Menzel – Ao passarmos o rio Mampituba, fica clara essa diferença de realidade. No minha visão de futuro, Santa Catarina será o grande concentrador de cargas brasileiras. O RS tem um porto, de Rio Grande, com imensas dificuldades e trabalhos atrasados faz bastante tempo. Em SC, estão construindo o oitavo porto de águas profundas, para navios de longo curso. Um estado territorialmente menor que o nosso está muito na frente, pois eles entendera o valor da infraestrutura. Aplicam maciços recursos para criar uma estrutura que inclui portos, aeroportos, armazéns e estradas que interligam os seus municípios. O RS ainda tem uma quantidade enorme de municípios que sequer tem acesso asfáltico.
Qual o papel da BR-386 no cenário logístico gaúcho?
Menzel – É a única rodovia do RS que sua importância atinge os 497 municípios gaúchos.
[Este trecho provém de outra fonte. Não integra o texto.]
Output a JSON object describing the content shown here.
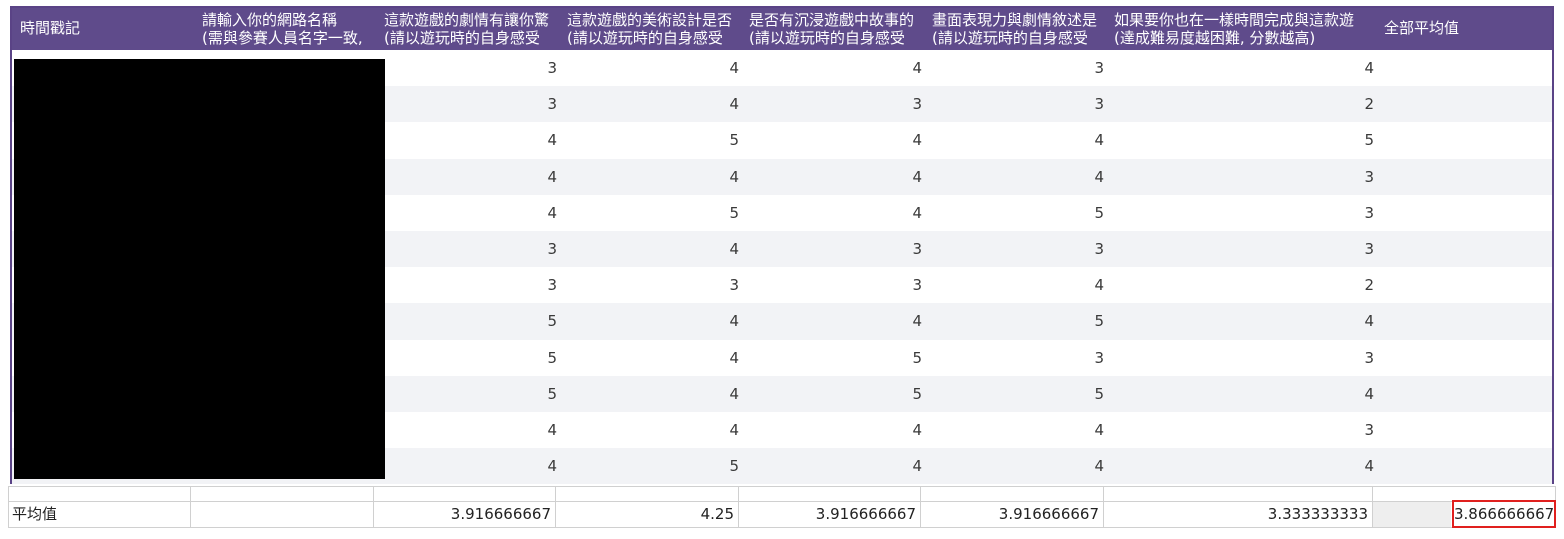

São 35 cidades lindeiras, mas a importância dessa estrada que rasga o estado ao meio atinge economicamente todos os municípios. Esse é o tamanho da importância da rodovia.
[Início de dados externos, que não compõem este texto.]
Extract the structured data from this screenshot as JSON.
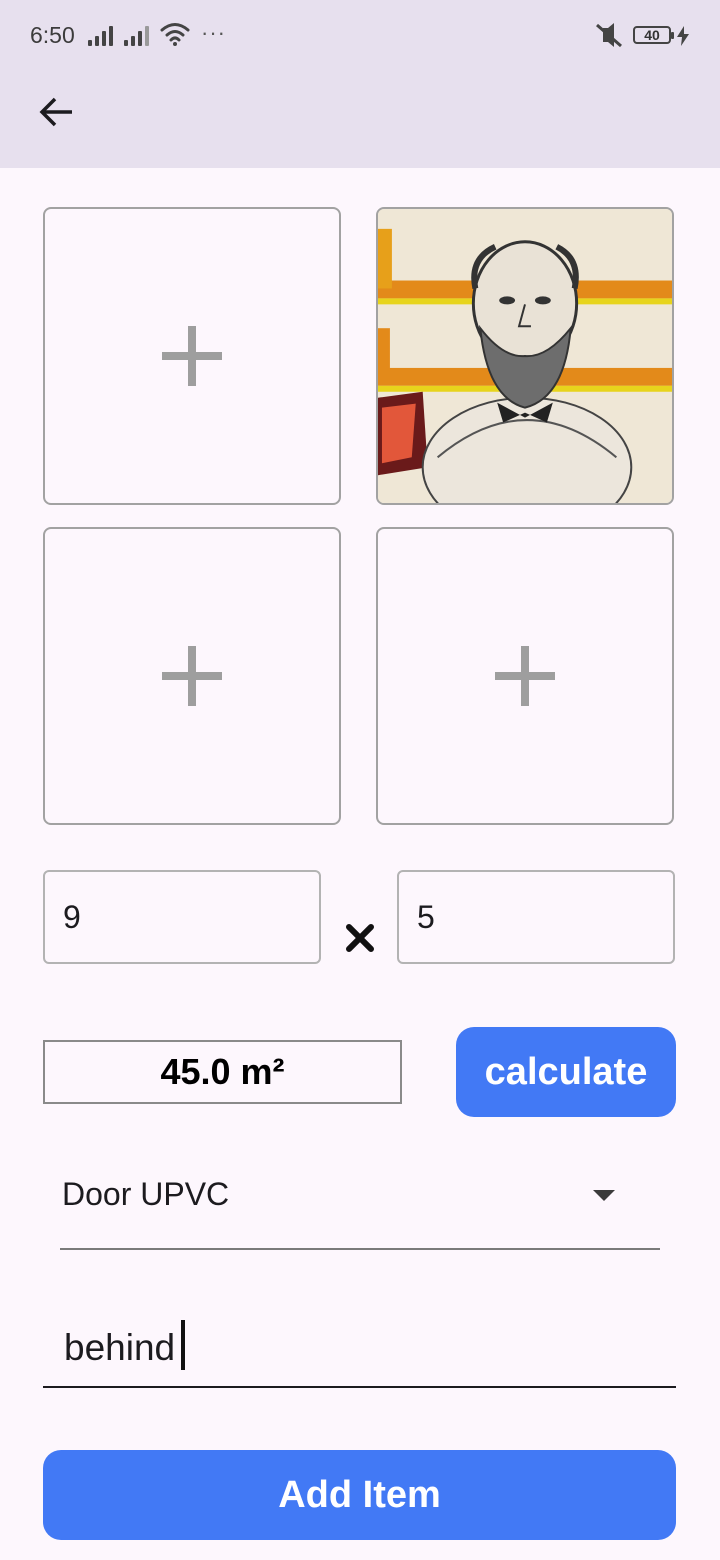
{
  "status_bar": {
    "time": "6:50",
    "battery": "40",
    "icons": [
      "signal-icon",
      "signal-icon",
      "wifi-icon",
      "more-dots-icon",
      "mute-icon",
      "battery-icon",
      "charging-bolt-icon"
    ]
  },
  "app_bar": {
    "back_icon": "arrow-back-icon"
  },
  "images": {
    "add_icon": "plus-icon",
    "slots": [
      "empty",
      "portrait-photo",
      "empty",
      "empty"
    ]
  },
  "dimensions": {
    "width_value": "9",
    "height_value": "5",
    "operator_icon": "multiply-icon"
  },
  "result": {
    "area": "45.0 m²"
  },
  "actions": {
    "calculate_label": "calculate",
    "add_item_label": "Add Item"
  },
  "item_type": {
    "selected": "Door UPVC"
  },
  "note": {
    "value": "behind"
  },
  "colors": {
    "primary": "#4279f5",
    "app_bar": "#e7e0ee",
    "background": "#fdf7fd"
  }
}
De que forma as obras de melhoria e duplicação previstas na concessão podem influenciar o desenvolvimento do Vale do Taquari?
Menzel – A infraestrutura e a logística atraem investimentos e não o contrário. No momento que abro uma rodovia, o comércio e a indústria se instalarão ao longo da rodovia. Porque não existe comércio e indústria sem infraestrutura e um sistema logístico adequado para fazer fluir os insumos, mercadorias e bens que precisam chegar e sair. Isso sem falar nas mortes causadas pela falta de estrutura na rodovia. Quantas pessoas adicionais morrem todos os anos? Nem me atrevo a pensar em quanto vale uma vida. É inestimável. E essas mortes são causadas pela falta de um sistema de infraestrutura logística adequado.